Update: They're back!! This is the coolest military blog I've yet found. I hope we get more like these from all the branches. Troops blogging on their own are cool, but officers blogging with their real names and ranks up above each post adds a much needed perspective. We need a good infantry batallion XO blog someday soon.

Wednesday, March 19, 2008

Blogging news

Okay, I've been reading blogs since a time when many of my friends didn't know what they were. That wasn't very long ago. Now, I read in bits that there's a Nielsen online and that they are rating blogs now. Both these things are interesting news. Even more interesting is that, of the top ten most widely read weblogs in America, only one name is familiar to me.

I've also never heard of bebo.

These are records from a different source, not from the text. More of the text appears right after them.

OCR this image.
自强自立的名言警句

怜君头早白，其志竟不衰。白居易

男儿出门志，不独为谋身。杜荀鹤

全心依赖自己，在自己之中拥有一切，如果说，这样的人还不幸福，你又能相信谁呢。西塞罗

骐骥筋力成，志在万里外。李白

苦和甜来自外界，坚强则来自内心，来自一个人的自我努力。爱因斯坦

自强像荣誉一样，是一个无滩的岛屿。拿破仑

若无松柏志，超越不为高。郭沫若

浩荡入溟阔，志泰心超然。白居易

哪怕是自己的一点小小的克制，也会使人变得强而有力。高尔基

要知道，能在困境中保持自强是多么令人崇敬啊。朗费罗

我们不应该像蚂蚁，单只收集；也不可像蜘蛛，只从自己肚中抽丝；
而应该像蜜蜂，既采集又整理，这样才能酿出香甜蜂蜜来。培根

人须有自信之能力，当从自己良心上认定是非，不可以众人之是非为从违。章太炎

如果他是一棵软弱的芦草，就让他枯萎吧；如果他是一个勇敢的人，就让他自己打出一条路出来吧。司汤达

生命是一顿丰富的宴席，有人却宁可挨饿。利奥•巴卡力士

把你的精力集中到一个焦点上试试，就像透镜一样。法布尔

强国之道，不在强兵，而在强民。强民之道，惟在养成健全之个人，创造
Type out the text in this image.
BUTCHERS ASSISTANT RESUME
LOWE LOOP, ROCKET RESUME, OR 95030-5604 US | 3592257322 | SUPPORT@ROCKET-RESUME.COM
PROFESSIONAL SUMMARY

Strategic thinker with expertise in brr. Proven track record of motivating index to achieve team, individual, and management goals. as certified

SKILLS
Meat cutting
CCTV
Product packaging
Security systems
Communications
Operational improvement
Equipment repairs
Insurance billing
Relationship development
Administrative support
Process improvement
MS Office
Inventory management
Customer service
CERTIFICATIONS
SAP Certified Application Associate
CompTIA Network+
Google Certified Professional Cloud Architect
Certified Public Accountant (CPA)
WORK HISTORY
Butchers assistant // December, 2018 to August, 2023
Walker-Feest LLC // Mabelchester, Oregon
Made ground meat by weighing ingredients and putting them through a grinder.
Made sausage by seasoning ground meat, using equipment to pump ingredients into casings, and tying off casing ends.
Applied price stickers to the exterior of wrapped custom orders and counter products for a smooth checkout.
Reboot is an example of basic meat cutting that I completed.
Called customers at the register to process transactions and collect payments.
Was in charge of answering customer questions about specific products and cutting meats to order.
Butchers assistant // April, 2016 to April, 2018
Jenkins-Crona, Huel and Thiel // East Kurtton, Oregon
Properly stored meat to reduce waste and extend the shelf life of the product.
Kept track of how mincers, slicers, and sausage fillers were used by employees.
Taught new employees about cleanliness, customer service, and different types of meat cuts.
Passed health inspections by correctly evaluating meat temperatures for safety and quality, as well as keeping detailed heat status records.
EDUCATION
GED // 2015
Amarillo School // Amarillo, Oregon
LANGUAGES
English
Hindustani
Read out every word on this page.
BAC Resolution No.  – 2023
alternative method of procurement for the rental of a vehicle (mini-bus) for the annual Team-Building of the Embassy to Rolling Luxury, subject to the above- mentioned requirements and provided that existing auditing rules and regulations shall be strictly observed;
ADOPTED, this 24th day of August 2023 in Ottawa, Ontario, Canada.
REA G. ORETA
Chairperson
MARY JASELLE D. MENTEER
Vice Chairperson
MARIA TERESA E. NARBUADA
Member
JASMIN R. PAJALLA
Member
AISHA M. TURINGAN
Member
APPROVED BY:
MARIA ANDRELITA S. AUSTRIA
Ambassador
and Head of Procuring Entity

According to this post it's the social networking site that dominates in the UK. The interesting thing about that is, one might expect that without the language barrier, the established networking sites like myspace or facebook would have taken the UK market, but they haven't. It seems like old-style word of mouth may be a big part of how those networks grow. Now that I think of it, my own entry into each of the networking sites I have a profile on (Friendster, myspace, and facebook) was prompted in each case by someone either telling me about it face to face or by an email from someone physically not far from me. LinkedIn is the exception. I have a profile there, which I haven't touched in probably over a year. That seemed like a really good idea, but I don't know if it will amount to anything or not.

But it's interesting how in the online world language barriers are not the only substantial cultural boundaries.

If a particular website can dominate its market in the US, while another one holds on to its share of the UK market, it seems to follow that a site could hold a market share that matters in terms of dollars in just one region of the US against a competitor that holds the rest. I read an article about Elvis that talked about how there were such a thing as regional hits back in the 50's and early 60's but the music market had become a national thing and those were history. Could the web bring that back?

Owning stuff

Basically, I'm against it. I used to collect books, but moving on a limited budget made me aware of the cost of keeping heavy, dust-collecting things around.

The value of keeping a bookshelf full of the things that have meant something to you is now better available in Facebook applications and blogs. So there is no reason to have books around once I'm done reading them. Ditto for DVDs and CDs.

Once I tried reading books on my Dell Axim handheld computer with its little 3 inch screen, I found the experience better than printed books in every way, unless illustrations were involved. If everything I wanted to read was available in that format, I would have switched entirely over. But most of what's really good to read was published before Ebooks and is available much cheaper at used bookstores. That will continue to be the case for some time. But eventually, I won't have to deal with printed books at all and I'll be happy.

I found this interesting quote on the NY Times tech blog Bits, which I keep in my Google Reader.
Until now, Apple has scoffed at the idea of music subscriptions. Steve Jobs, its chief executive, has said that people want to own, not rent music. The company declined to comment.
Steve Jobs is right about most things, but this is surprisingly wrong. Everybody I know who has tried Rhapsody loves it. I think as more people try renting music, they'll look back and laugh at the time they wanted to own it.

The downside of Rhapsody is you can only listen to it on a computer with broadband. But a portable device that can do what rhapsody does would be ideal. I know such devices exist now, but they don't do anything else. If the iphone had that capability, I would want one even more than I already do.

But the main point is, read bits. Because, in the words of Samuel Faber, "Knowledge is good".